Lines of evidence implicate Nt-acetylation in the regulation of protein folding, complex formation, subcellular targeting and lifetime (Aksnes et al., 2019). One of the first-proposed functions of the N-terminal acetyl group was protection from degradation (Hershko et al., 1984). Later, Nt-acetylation was shown to be part of conditional N-degrons that mediate protein degradation (Hwang et al., 2010; Shemorry et al., 2013). Recent data suggest that in human and plant cells, Nt-acetylation can confer stability to a number of modified proteins, and that a key role of Nt-acetylation might be protection from specific E3 ubiquitin ligases that recognize unmodified protein N termini (Mueller et al., 2021; Linster et al., 2022; Varland et al., 2022 preprint). More detailed studies in cellular models are anticipated to further define the potential of Nt-acetylation or lack thereof in directing the degradation of specific proteins.

Since the first reported cases just over a decade ago (Rope et al., 2011), several disease variants of NAT genes have been uncovered and described. Knowledge in this area is likely to grow to encompass additional pathological variants in NAT genes, thereby boosting NAT-related genetic diagnosis and helping to better elucidate the vital in vivo functions of this modification. A goal for future research will be to decipher the molecular pathways that are affected by lack of Nt-acetylation and any specific pathological outcomes. Moreover, it will be important to define more closely the specific involvement of NATs in various cancers (see Box 1) and the potential of targeting NATs in cancer treatment (see Box 2).

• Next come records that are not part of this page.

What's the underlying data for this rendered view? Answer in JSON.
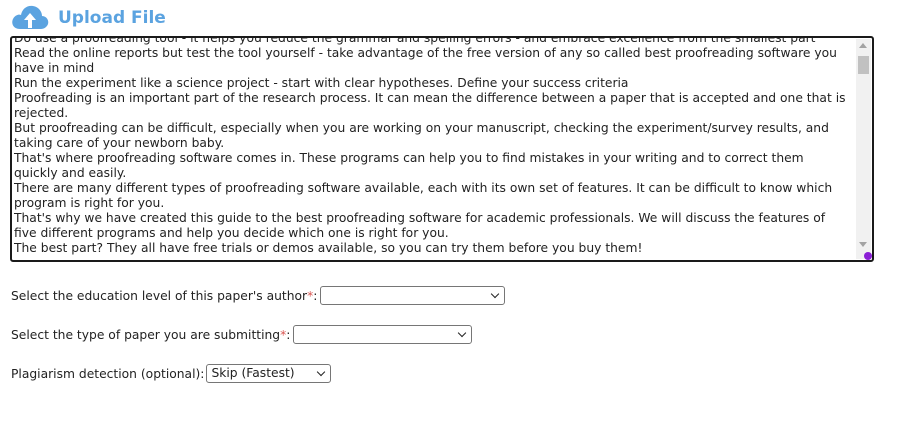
{
  "header": {
    "title": "Upload File",
    "icon": "cloud-upload-icon",
    "icon_color": "#5ba3e0"
  },
  "textarea": {
    "lines": [
      "Do use a proofreading tool - it helps you reduce the grammar and spelling errors - and embrace excellence from the smallest part",
      "Read the online reports but test the tool yourself - take advantage of the free version of any so called best proofreading software you have in mind",
      "Run the experiment like a science project - start with clear hypotheses. Define your success criteria",
      "Proofreading is an important part of the research process. It can mean the difference between a paper that is accepted and one that is rejected.",
      "But proofreading can be difficult, especially when you are working on your manuscript, checking the experiment/survey results, and taking care of your newborn baby.",
      "That's where proofreading software comes in. These programs can help you to find mistakes in your writing and to correct them quickly and easily.",
      "There are many different types of proofreading software available, each with its own set of features. It can be difficult to know which program is right for you.",
      "That's why we have created this guide to the best proofreading software for academic professionals. We will discuss the features of five different programs and help you decide which one is right for you.",
      "The best part? They all have free trials or demos available, so you can try them before you buy them!"
    ]
  },
  "form": {
    "education_label": "Select the education level of this paper's author",
    "education_value": "",
    "paper_type_label": "Select the type of paper you are submitting",
    "paper_type_value": "",
    "plagiarism_label": "Plagiarism detection (optional):",
    "plagiarism_value": "Skip (Fastest)",
    "required_mark": "*",
    "colon": ":"
  },
  "colors": {
    "accent": "#5ba3e0",
    "required": "#d9534f",
    "resize_handle": "#8b1fd6"
  }
}
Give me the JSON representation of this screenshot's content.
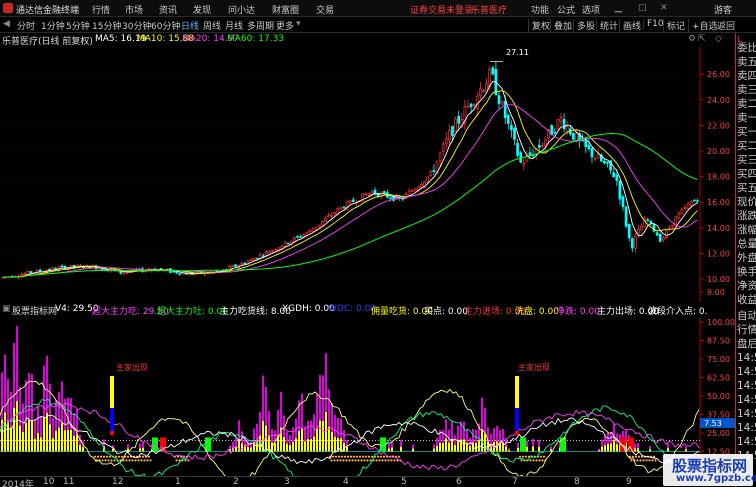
{
  "menubar": {
    "app_title": "通达信金融终端",
    "menus": [
      "行情",
      "市场",
      "资讯",
      "发现",
      "问小达",
      "财富圈",
      "交易"
    ],
    "notice": "证券交易未登录",
    "stock_name": "乐普医疗",
    "right_menus": [
      "功能",
      "公式",
      "选项"
    ],
    "guest": "游客",
    "colors": {
      "notice": "#ff4040",
      "bar": "#0d0d0d"
    }
  },
  "toolbar": {
    "periods": [
      "分时",
      "1分钟",
      "5分钟",
      "15分钟",
      "30分钟",
      "60分钟",
      "日线",
      "周线",
      "月线",
      "多周期",
      "更多"
    ],
    "active_period": "日线",
    "right_tools": [
      "复权",
      "叠加",
      "多股",
      "统计",
      "画线",
      "F10",
      "标记",
      "+自选",
      "返回"
    ]
  },
  "kline": {
    "title": "乐普医疗(日线 前复权)",
    "ma": [
      {
        "label": "MA5: 16.19",
        "color": "#ffffff"
      },
      {
        "label": "MA10: 15.88",
        "color": "#ffff00"
      },
      {
        "label": "MA20: 14.97",
        "color": "#ff40ff"
      },
      {
        "label": "MA60: 17.33",
        "color": "#00ff00"
      }
    ],
    "y_ticks": [
      "26.00",
      "24.00",
      "22.00",
      "20.00",
      "18.00",
      "16.00",
      "14.00",
      "12.00",
      "10.00",
      "9.00"
    ],
    "max_label": "27.11",
    "colors": {
      "up": "#ff3232",
      "down": "#00ffff",
      "ma5": "#ffffff",
      "ma10": "#ffff00",
      "ma20": "#ff40ff",
      "ma60": "#00ff00"
    }
  },
  "indicator": {
    "name": "股票指标网",
    "items": [
      {
        "label": "V4: 29.50",
        "color": "#ffffff"
      },
      {
        "label": "超大主力吃: 29.50",
        "color": "#ff40ff"
      },
      {
        "label": "超大主力吐: 0.00",
        "color": "#00ff00"
      },
      {
        "label": "主力吃货线: 8.00",
        "color": "#ffffff"
      },
      {
        "label": "XGDH: 0.00",
        "color": "#ffffff"
      },
      {
        "label": "WDC: 0.00",
        "color": "#3a3aff"
      },
      {
        "label": "佣量吃货: 0.00",
        "color": "#ffff00"
      },
      {
        "label": "买点: 0.00",
        "color": "#ffffff"
      },
      {
        "label": "主力进场: 0.00",
        "color": "#ff3232"
      },
      {
        "label": "洗盘: 0.00",
        "color": "#ffff00"
      },
      {
        "label": "净跌: 0.00",
        "color": "#ff40ff"
      },
      {
        "label": "主力出场: 0.00",
        "color": "#ffffff"
      },
      {
        "label": "波段介入点: 0.",
        "color": "#ffffff"
      }
    ],
    "y_ticks": [
      "100.00",
      "87.50",
      "75.00",
      "62.50",
      "50.00",
      "37.50",
      "25.00",
      "12.50",
      "0.00"
    ],
    "current_value": "7.53",
    "annotations": [
      "主家出现",
      "主家出现"
    ]
  },
  "right_panel": {
    "labels": [
      "委比",
      "卖五",
      "卖四",
      "卖三",
      "卖二",
      "卖一",
      "买一",
      "买二",
      "买三",
      "买四",
      "买五",
      "现价",
      "涨跌",
      "涨幅",
      "总量",
      "外盘",
      "换手",
      "净资",
      "收益",
      "自动",
      "行情",
      "盘后",
      "14:5",
      "14:5",
      "14:5",
      "14:5",
      "14:5",
      "14:5",
      "14:5",
      "14:5"
    ],
    "header": "L"
  },
  "time_axis": {
    "labels": [
      "2014年",
      "10",
      "11",
      "12",
      "1",
      "2",
      "3",
      "4",
      "5",
      "6",
      "7",
      "8",
      "9"
    ]
  },
  "watermark": {
    "title": "股票指标网",
    "url": "www.7gpzb.com"
  }
}
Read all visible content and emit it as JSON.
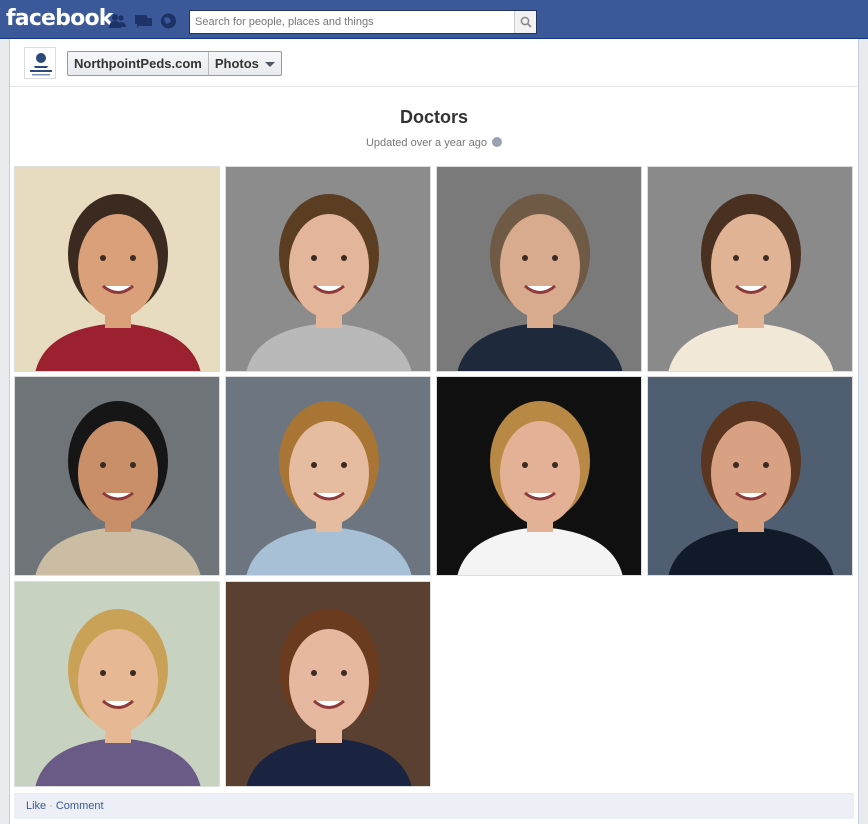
{
  "header": {
    "logo": "facebook",
    "search_placeholder": "Search for people, places and things",
    "icons": [
      "friend-requests-icon",
      "messages-icon",
      "notifications-icon",
      "search-icon"
    ]
  },
  "breadcrumb": {
    "page": "NorthpointPeds.com",
    "section": "Photos"
  },
  "album": {
    "title": "Doctors",
    "updated": "Updated over a year ago",
    "privacy_icon": "globe-icon"
  },
  "photos": [
    {
      "hair": "#3b2a1f",
      "skin": "#d9a07a",
      "bg": "#e8dcc0",
      "shirt": "#9b2030"
    },
    {
      "hair": "#5b3d22",
      "skin": "#e3b59a",
      "bg": "#8c8c8c",
      "shirt": "#b9b9b9"
    },
    {
      "hair": "#6e5a45",
      "skin": "#d8ab8f",
      "bg": "#7a7a7a",
      "shirt": "#1e2a3c"
    },
    {
      "hair": "#4a3020",
      "skin": "#e0b395",
      "bg": "#8a8a8a",
      "shirt": "#f2e8d8"
    },
    {
      "hair": "#161616",
      "skin": "#c98f69",
      "bg": "#6f7479",
      "shirt": "#cbbca4"
    },
    {
      "hair": "#a87535",
      "skin": "#e6bca0",
      "bg": "#6d7680",
      "shirt": "#a7c0d6"
    },
    {
      "hair": "#b88845",
      "skin": "#e3b296",
      "bg": "#101010",
      "shirt": "#f4f4f4"
    },
    {
      "hair": "#5a3520",
      "skin": "#d9a183",
      "bg": "#4f5e70",
      "shirt": "#111a28"
    },
    {
      "hair": "#c9a257",
      "skin": "#e6b894",
      "bg": "#c7d3c0",
      "shirt": "#6a5a86"
    },
    {
      "hair": "#6a3b1e",
      "skin": "#e7b8a0",
      "bg": "#5a4030",
      "shirt": "#1a2440"
    }
  ],
  "footer": {
    "like": "Like",
    "separator": "·",
    "comment": "Comment"
  }
}
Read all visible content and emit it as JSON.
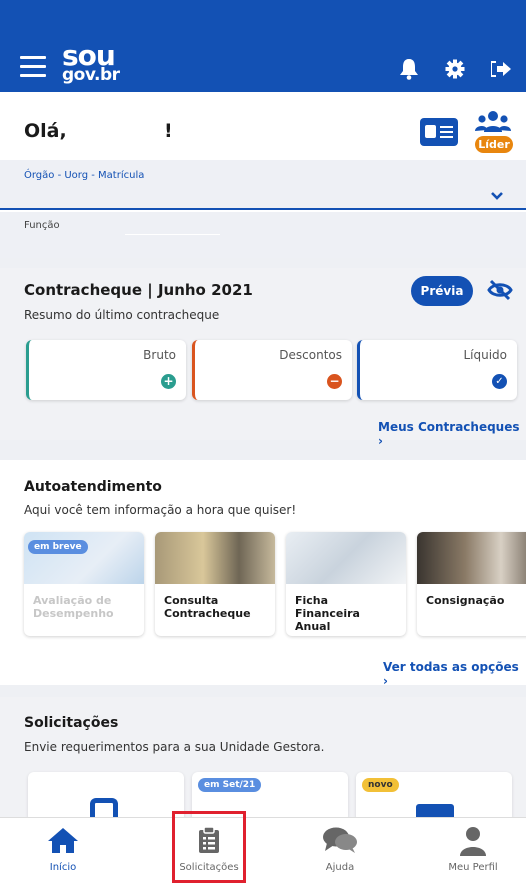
{
  "app": {
    "logo_line1": "sou",
    "logo_line2": "gov.br"
  },
  "header": {
    "greeting": "Olá,",
    "greeting_suffix": "!",
    "leader_badge": "Líder",
    "field_orgao_label": "Órgão - Uorg - Matrícula",
    "field_funcao_label": "Função"
  },
  "contracheque": {
    "title": "Contracheque | Junho 2021",
    "subtitle": "Resumo do último contracheque",
    "preview_button": "Prévia",
    "cards": [
      {
        "label": "Bruto",
        "icon": "plus-circle-icon",
        "color": "#2a9d8f"
      },
      {
        "label": "Descontos",
        "icon": "minus-circle-icon",
        "color": "#d9541e"
      },
      {
        "label": "Líquido",
        "icon": "check-circle-icon",
        "color": "#1351b4"
      }
    ],
    "link": "Meus Contracheques"
  },
  "autoatendimento": {
    "title": "Autoatendimento",
    "subtitle": "Aqui você tem informação a hora que quiser!",
    "tiles": [
      {
        "label": "Avaliação de Desempenho",
        "badge": "em breve",
        "disabled": true
      },
      {
        "label": "Consulta Contracheque"
      },
      {
        "label": "Ficha Financeira Anual"
      },
      {
        "label": "Consignação"
      }
    ],
    "link": "Ver todas as opções"
  },
  "solicitacoes": {
    "title": "Solicitações",
    "subtitle": "Envie requerimentos para a sua Unidade Gestora.",
    "badges": [
      "em Set/21",
      "novo"
    ]
  },
  "nav": {
    "items": [
      {
        "label": "Início",
        "icon": "home-icon"
      },
      {
        "label": "Solicitações",
        "icon": "clipboard-icon"
      },
      {
        "label": "Ajuda",
        "icon": "chat-icon"
      },
      {
        "label": "Meu Perfil",
        "icon": "user-icon"
      }
    ]
  },
  "colors": {
    "primary": "#1351b4",
    "accent_orange": "#e8860e",
    "highlight": "#e0202e"
  }
}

Nt-acetylation has in general been viewed as a constitutive and irreversible modification. This static view has, however, recently been challenged by the discovery of post-translational NATs, which appear more likely to be involved in Nt-acetylation regulated by an on–off switch, as compared to the co-translational Nt-acetylation during de novo synthesis of a protein. Furthermore, examples of responsive regulation have also been described among the co-translational NATs, including regulation of NatA in plant drought resistance (Linster et al., 2015), NatC in C. elegans stress resistance (Warnhoff et al., 2014) and NatD in yeast longevity (Molina-Serrano et al., 2016). Going forward, uncovering the pathways that act upstream of NATs to regulate their expression or activity, or that counteract NAT activity by catalysing deacetylation, will be an important research goal.

Finally, the question remains whether all NATs have been discovered. Although most of the Nt-acetylome appears to be accounted for by the known NATs, proteomics and phylogenetic data indicate that more NATs might exist. For example, no NAT has yet been shown to act in the mitochondrial matrix or inside any organellar lumen in human cells. Future discoveries of additional eukaryotic NAT enzymes are therefore not unlikely.

The authors are grateful to colleagues and collaborators for insightful discussions on various topics that are covered in this Cell Science at a Glance article.